Projac é onde se concentram os estúdios da Globo no Rio. No auditório de 80 lugares do MAC, Módulo de Apoio à Produção, ela mostrou "Coração Delator", criado a partir do conto de Edgar Allan Poe por Thiago Teitelroit, diretor da novela "Sete Vidas".

"A Globo veio com toda a infraestrutura, que não era fácil", diz. "Uma caixa branca foi construída pelo departamento de cenário. E acontecia uma mágica, com traquitana construída pelo departamento de efeitos especiais. Brotava sangue do chão e do teto."

A junção de áreas é parte de um projeto teatral que ganhou forma aos poucos. Começou há cerca de dois anos, com leituras dramáticas em outra sala no mesmo MAC, numa mesa de 40 lugares para reuniões de executivos.

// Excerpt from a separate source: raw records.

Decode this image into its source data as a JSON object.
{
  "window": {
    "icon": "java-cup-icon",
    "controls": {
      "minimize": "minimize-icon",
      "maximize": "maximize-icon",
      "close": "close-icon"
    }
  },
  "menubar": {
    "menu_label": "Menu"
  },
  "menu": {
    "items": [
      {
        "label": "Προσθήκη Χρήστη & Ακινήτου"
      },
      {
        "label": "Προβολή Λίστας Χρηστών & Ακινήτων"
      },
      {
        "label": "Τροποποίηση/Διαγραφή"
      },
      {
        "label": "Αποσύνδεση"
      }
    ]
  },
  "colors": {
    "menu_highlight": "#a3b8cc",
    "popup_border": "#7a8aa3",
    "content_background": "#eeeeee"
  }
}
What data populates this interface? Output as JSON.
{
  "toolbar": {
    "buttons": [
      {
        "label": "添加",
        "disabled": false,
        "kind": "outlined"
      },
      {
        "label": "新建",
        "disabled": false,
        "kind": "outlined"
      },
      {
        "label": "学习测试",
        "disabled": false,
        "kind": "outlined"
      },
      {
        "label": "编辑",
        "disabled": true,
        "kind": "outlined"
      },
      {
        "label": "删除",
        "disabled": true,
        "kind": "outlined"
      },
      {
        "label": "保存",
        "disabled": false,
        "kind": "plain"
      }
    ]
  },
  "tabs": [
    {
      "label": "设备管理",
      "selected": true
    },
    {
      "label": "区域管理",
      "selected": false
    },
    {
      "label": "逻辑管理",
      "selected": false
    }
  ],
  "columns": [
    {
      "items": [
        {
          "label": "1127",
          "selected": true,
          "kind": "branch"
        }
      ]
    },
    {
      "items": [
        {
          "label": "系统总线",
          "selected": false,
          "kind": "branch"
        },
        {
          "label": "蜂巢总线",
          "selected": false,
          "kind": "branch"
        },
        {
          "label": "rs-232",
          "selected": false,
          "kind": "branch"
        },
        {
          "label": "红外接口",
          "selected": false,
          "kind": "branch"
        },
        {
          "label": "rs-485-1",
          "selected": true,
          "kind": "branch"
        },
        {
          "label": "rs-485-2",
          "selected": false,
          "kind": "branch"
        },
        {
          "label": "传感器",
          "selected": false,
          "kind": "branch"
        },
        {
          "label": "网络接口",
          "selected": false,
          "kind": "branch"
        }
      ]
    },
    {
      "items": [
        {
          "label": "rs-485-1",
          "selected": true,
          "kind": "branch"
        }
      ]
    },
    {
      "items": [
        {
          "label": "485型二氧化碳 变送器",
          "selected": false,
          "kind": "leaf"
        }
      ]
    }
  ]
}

Quem apareceu um dia para ver foi Regina Duarte: "Era uma coisa que não acontecia havia muito na TV Globo, [onde] trabalha cada um no seu projeto. Esse encontro de núcleos, falando do nosso ofício, me pareceu extraordinário".

QUALIDADE DO TEXTO

Ela sugeriu então uma leitura de "É", de Millôr Fernandes, e depois de "O Berço do Herói", peça de Dias Gomes que ele adaptou para a novela "Roque Santeiro", em que Regina fez seu célebre papel.

"Eu li a Viúva Porcina, o Lima [Duarte] leu o Sinhozinho [Malta]. Foi comovente, para nós que vivemos e para a plateia de colegas, encantados com a qualidade do texto, a inteligência com que abordava questões na ditadura."

Regina tem longa trajetória de palco, com peças como "A Megera Domada", de Shakespeare, dirigida em 1965 por Antunes Filho. Após as leituras, propôs apresentar no MAC a peça que havia acabado de dirigir, "2X Matéi".

"Colocamos 16 atores num auditório tipo três metros por seis e foi genial. Se couberam 16, cabe qualquer espetáculo ali. Na verdade, o importante mesmo, no projeto, é o ator."

Nelson Fonseca, gerente artístico de elenco da Globo, diz que foi Regina que levantou a questão: "Vamos fazer um teatro?". A atriz estava "querendo oferecer o ofício dela aos atores novatos" e "inaugurou" o espaço.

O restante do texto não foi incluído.